È fondamentale dimostrare l’esposizione all’amianto. Fortunatamente, per alcune patologie specifiche, come l’asbestosi, l’onere della prova è invertito: è l’INAIL che deve dimostrare che la malattia non sia dovuta all’esposizione lavorativa. Questo significa che basta provare la presenza dell’amianto nell’ambiente di lavoro e l’esposizione, anche indiretta, per ottenere il riconoscimento.
Questa semplificazione vale non solo per l’asbestosi polmonare, ma anche per altre patologie correlate all’amianto elencate nella Lista I – malattie la cui origine lavorativa è di elevata probabilità dell’INAIL, come le placche pleuriche, il mesotelioma in diverse sedi (pleurico, pericardico, peritoneale, della tunica vaginale del testicolo), il tumore al polmone, il tumore della laringe e il tumore dell’ovaio.
In questi casi, è sufficiente dimostrare un nesso di causalità tra la malattia e l’esposizione all’amianto, anche se questa non è l’unica causa. L’INAIL dovrà quindi provare che la malattia si è sviluppata esclusivamente per cause esterne al lavoro, un compito tutt’altro che semplice.
Oltre alle malattie per cui è immediatamente riconosciuta un’origine professionale, esistono patologie per le quali non si può dare per scontato questo legame con l’attività lavorativa. Queste malattie, che non godono della cosiddetta ‘presunzione legale d’origine’, sono elencate in specifiche liste.

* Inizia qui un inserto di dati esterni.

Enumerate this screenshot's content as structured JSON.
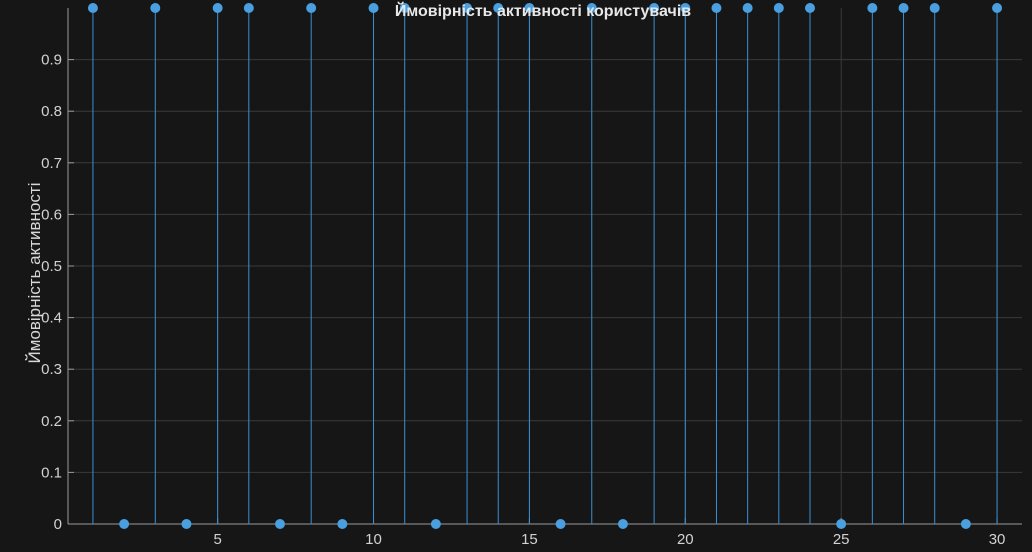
{
  "chart_data": {
    "type": "stem",
    "title": "Ймовірність активності користувачів",
    "xlabel": "",
    "ylabel": "Ймовірність активності",
    "xlim": [
      0.2,
      30.8
    ],
    "ylim": [
      0,
      1
    ],
    "x_ticks": [
      5,
      10,
      15,
      20,
      25,
      30
    ],
    "y_ticks": [
      0,
      0.1,
      0.2,
      0.3,
      0.4,
      0.5,
      0.6,
      0.7,
      0.8,
      0.9
    ],
    "grid": true,
    "colors": {
      "background": "#161616",
      "grid": "#3a3a3a",
      "axis": "#9a9a9a",
      "stem": "#3a8fd6",
      "marker": "#4a9fe0"
    },
    "x": [
      1,
      2,
      3,
      4,
      5,
      6,
      7,
      8,
      9,
      10,
      11,
      12,
      13,
      14,
      15,
      16,
      17,
      18,
      19,
      20,
      21,
      22,
      23,
      24,
      25,
      26,
      27,
      28,
      29,
      30
    ],
    "values": [
      1,
      0,
      1,
      0,
      1,
      1,
      0,
      1,
      0,
      1,
      1,
      0,
      1,
      1,
      1,
      0,
      1,
      0,
      1,
      1,
      1,
      1,
      1,
      1,
      0,
      1,
      1,
      1,
      0,
      1
    ]
  }
}
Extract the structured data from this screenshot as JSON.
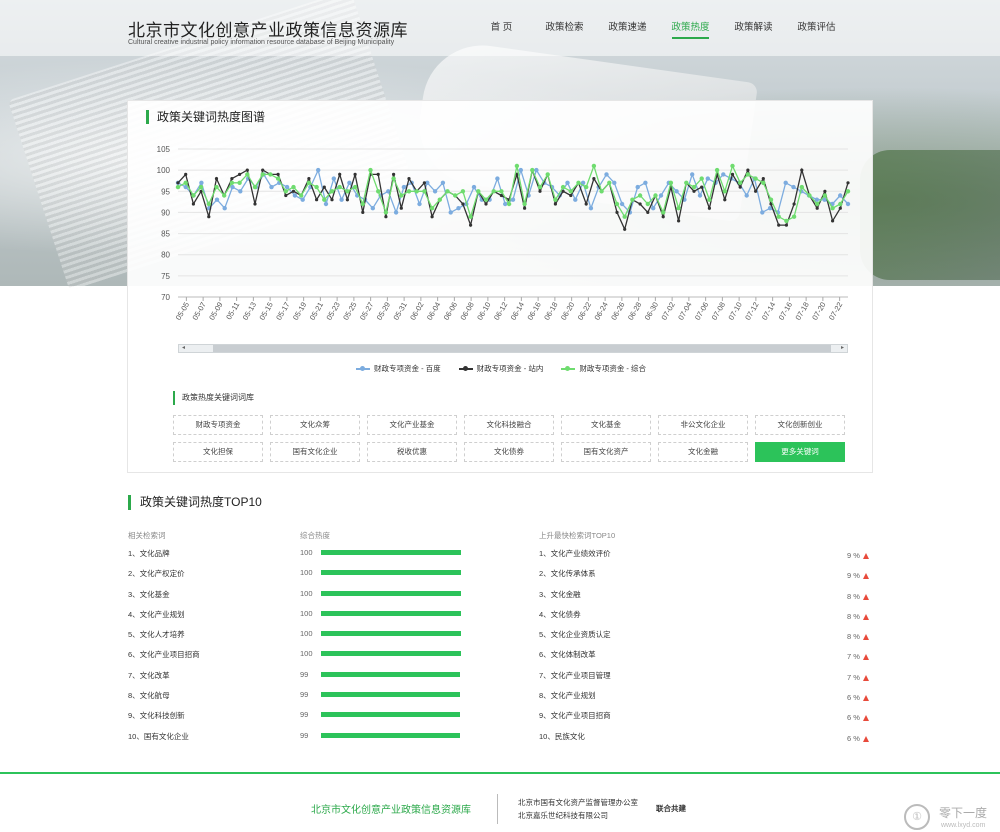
{
  "header": {
    "title": "北京市文化创意产业政策信息资源库",
    "subtitle": "Cultural creative industrial policy information resource database of Beijing Municipality",
    "nav": [
      {
        "label": "首 页",
        "active": false
      },
      {
        "label": "政策检索",
        "active": false
      },
      {
        "label": "政策速递",
        "active": false
      },
      {
        "label": "政策热度",
        "active": true
      },
      {
        "label": "政策解读",
        "active": false
      },
      {
        "label": "政策评估",
        "active": false
      }
    ]
  },
  "chart_panel": {
    "title": "政策关键词热度图谱",
    "scroll_left": "◂",
    "scroll_right": "▸"
  },
  "chart_data": {
    "type": "line",
    "ylim": [
      70,
      105
    ],
    "yticks": [
      70,
      75,
      80,
      85,
      90,
      95,
      100,
      105
    ],
    "grid": true,
    "legend_position": "bottom",
    "x_tick_labels": [
      "05-05",
      "05-07",
      "05-09",
      "05-11",
      "05-13",
      "05-15",
      "05-17",
      "05-19",
      "05-21",
      "05-23",
      "05-25",
      "05-27",
      "05-29",
      "05-31",
      "06-02",
      "06-04",
      "06-06",
      "06-08",
      "06-10",
      "06-12",
      "06-14",
      "06-16",
      "06-18",
      "06-20",
      "06-22",
      "06-24",
      "06-26",
      "06-28",
      "06-30",
      "07-02",
      "07-04",
      "07-06",
      "07-08",
      "07-10",
      "07-12",
      "07-14",
      "07-16",
      "07-18",
      "07-20",
      "07-22"
    ],
    "series": [
      {
        "name": "财政专项资金 - 百度",
        "color": "#7cacdf",
        "values": [
          97,
          96,
          94,
          97,
          91,
          93,
          91,
          96,
          95,
          98,
          96,
          99,
          96,
          97,
          96,
          94,
          93,
          96,
          100,
          92,
          98,
          93,
          97,
          94,
          93,
          91,
          94,
          95,
          90,
          96,
          97,
          92,
          97,
          95,
          97,
          90,
          91,
          92,
          96,
          93,
          93,
          98,
          92,
          93,
          100,
          94,
          100,
          97,
          96,
          94,
          97,
          93,
          97,
          91,
          96,
          99,
          97,
          92,
          90,
          96,
          97,
          91,
          94,
          97,
          95,
          93,
          99,
          94,
          98,
          97,
          99,
          98,
          97,
          94,
          98,
          90,
          91,
          90,
          97,
          96,
          95,
          94,
          93,
          93,
          92,
          94,
          92
        ]
      },
      {
        "name": "财政专项资金 - 站内",
        "color": "#333333",
        "values": [
          97,
          99,
          92,
          95,
          89,
          98,
          94,
          98,
          99,
          100,
          92,
          100,
          99,
          99,
          94,
          95,
          94,
          98,
          93,
          96,
          93,
          99,
          93,
          99,
          90,
          99,
          99,
          89,
          99,
          91,
          98,
          95,
          97,
          89,
          93,
          95,
          94,
          92,
          87,
          95,
          92,
          95,
          94,
          93,
          99,
          91,
          100,
          95,
          99,
          92,
          95,
          94,
          97,
          92,
          98,
          95,
          97,
          90,
          86,
          93,
          92,
          90,
          94,
          89,
          96,
          88,
          97,
          95,
          96,
          91,
          99,
          93,
          99,
          96,
          100,
          95,
          98,
          92,
          87,
          87,
          92,
          100,
          94,
          91,
          95,
          88,
          91,
          97
        ]
      },
      {
        "name": "财政专项资金 - 综合",
        "color": "#6fdc6f",
        "values": [
          96,
          97,
          94,
          96,
          92,
          96,
          94,
          97,
          97,
          99,
          96,
          99,
          99,
          98,
          95,
          96,
          94,
          97,
          96,
          93,
          95,
          96,
          95,
          96,
          92,
          100,
          95,
          90,
          98,
          94,
          95,
          95,
          95,
          91,
          93,
          95,
          94,
          95,
          89,
          95,
          93,
          95,
          95,
          92,
          101,
          92,
          100,
          96,
          99,
          93,
          96,
          95,
          97,
          96,
          101,
          95,
          97,
          92,
          89,
          93,
          94,
          92,
          94,
          90,
          97,
          91,
          97,
          96,
          98,
          93,
          100,
          95,
          101,
          97,
          99,
          98,
          97,
          93,
          89,
          88,
          89,
          96,
          94,
          92,
          94,
          91,
          92,
          95
        ]
      }
    ]
  },
  "keywords": {
    "title": "政策热度关键词词库",
    "items": [
      "财政专项资金",
      "文化众筹",
      "文化产业基金",
      "文化科技融合",
      "文化基金",
      "非公文化企业",
      "文化创新创业",
      "文化担保",
      "国有文化企业",
      "税收优惠",
      "文化债券",
      "国有文化资产",
      "文化金融"
    ],
    "more_label": "更多关键词"
  },
  "top10": {
    "title": "政策关键词热度TOP10",
    "col_related": "相关检索词",
    "col_heat": "综合热度",
    "col_rise": "上升最快检索词TOP10",
    "ranking": [
      {
        "label": "1、文化品牌",
        "value": 100
      },
      {
        "label": "2、文化产权定价",
        "value": 100
      },
      {
        "label": "3、文化基金",
        "value": 100
      },
      {
        "label": "4、文化产业规划",
        "value": 100
      },
      {
        "label": "5、文化人才培养",
        "value": 100
      },
      {
        "label": "6、文化产业项目招商",
        "value": 100
      },
      {
        "label": "7、文化改革",
        "value": 99
      },
      {
        "label": "8、文化航母",
        "value": 99
      },
      {
        "label": "9、文化科技创新",
        "value": 99
      },
      {
        "label": "10、国有文化企业",
        "value": 99
      }
    ],
    "rising": [
      {
        "label": "1、文化产业绩效评价",
        "pct": "9 %"
      },
      {
        "label": "2、文化传承体系",
        "pct": "9 %"
      },
      {
        "label": "3、文化金融",
        "pct": "8 %"
      },
      {
        "label": "4、文化债券",
        "pct": "8 %"
      },
      {
        "label": "5、文化企业资质认定",
        "pct": "8 %"
      },
      {
        "label": "6、文化体制改革",
        "pct": "7 %"
      },
      {
        "label": "7、文化产业项目管理",
        "pct": "7 %"
      },
      {
        "label": "8、文化产业规划",
        "pct": "6 %"
      },
      {
        "label": "9、文化产业项目招商",
        "pct": "6 %"
      },
      {
        "label": "10、民族文化",
        "pct": "6 %"
      }
    ]
  },
  "footer": {
    "name": "北京市文化创意产业政策信息资源库",
    "org1": "北京市国有文化资产监督管理办公室",
    "org2": "北京嘉乐世纪科技有限公司",
    "joint": "联合共建",
    "watermark_logo": "①",
    "watermark_name": "零下一度",
    "watermark_url": "www.lxyd.com"
  },
  "colors": {
    "accent": "#2ca94b",
    "bar": "#2cc35a",
    "up_arrow": "#e84a3b"
  }
}
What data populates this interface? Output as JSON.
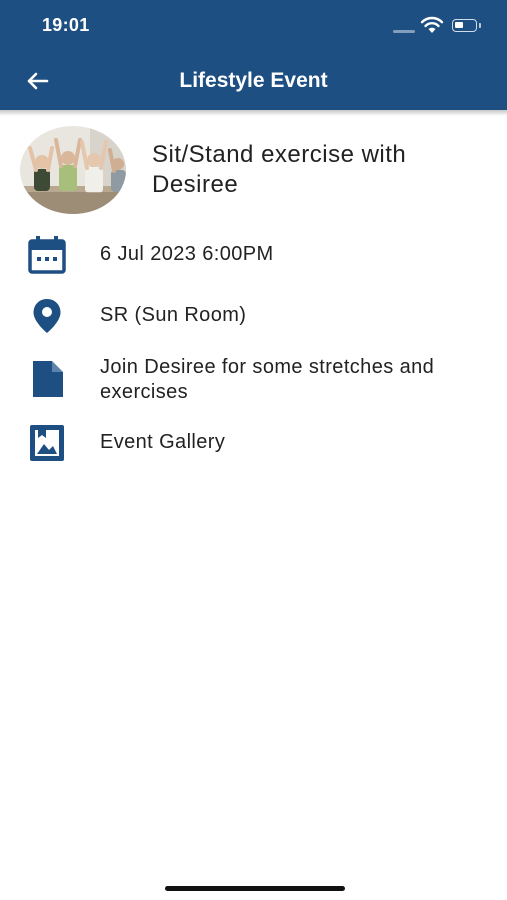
{
  "status_bar": {
    "time": "19:01"
  },
  "header": {
    "title": "Lifestyle Event",
    "back_icon": "arrow-left-icon"
  },
  "event": {
    "title": "Sit/Stand exercise with Desiree",
    "image": "exercise-class-photo"
  },
  "details": [
    {
      "icon": "calendar-icon",
      "text": "6 Jul 2023 6:00PM"
    },
    {
      "icon": "location-pin-icon",
      "text": "SR (Sun Room)"
    },
    {
      "icon": "document-icon",
      "text": "Join Desiree for some stretches and exercises"
    },
    {
      "icon": "gallery-icon",
      "text": "Event Gallery"
    }
  ],
  "colors": {
    "header": "#1d4f82",
    "icon": "#1d4f82",
    "text": "#222222",
    "background": "#ffffff"
  }
}
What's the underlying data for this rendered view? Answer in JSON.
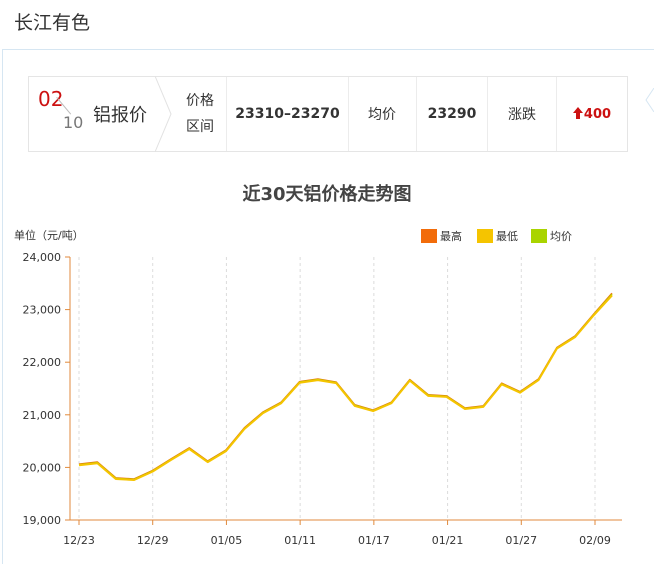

Ad esempio, nella Lista II – Malattie la cui origine lavorativa è di limitata probabilità, troviamo tumori che colpiscono zone come la faringe, lo stomaco e il colon-retto. Questo significa che se un lavoratore si ammala di uno di questi tumori, non è automatico pensare che la malattia sia stata causata dal suo lavoro.
Lo stesso vale per la Lista III – Malattie la cui origine lavorativa é possibile dell’INAIL, dove è incluso solo il tumore all’esofago. Anche in questo caso, il lavoratore dovrà fornire prove concrete per dimostrare che la sua malattia è collegata all’attività lavorativa svolta.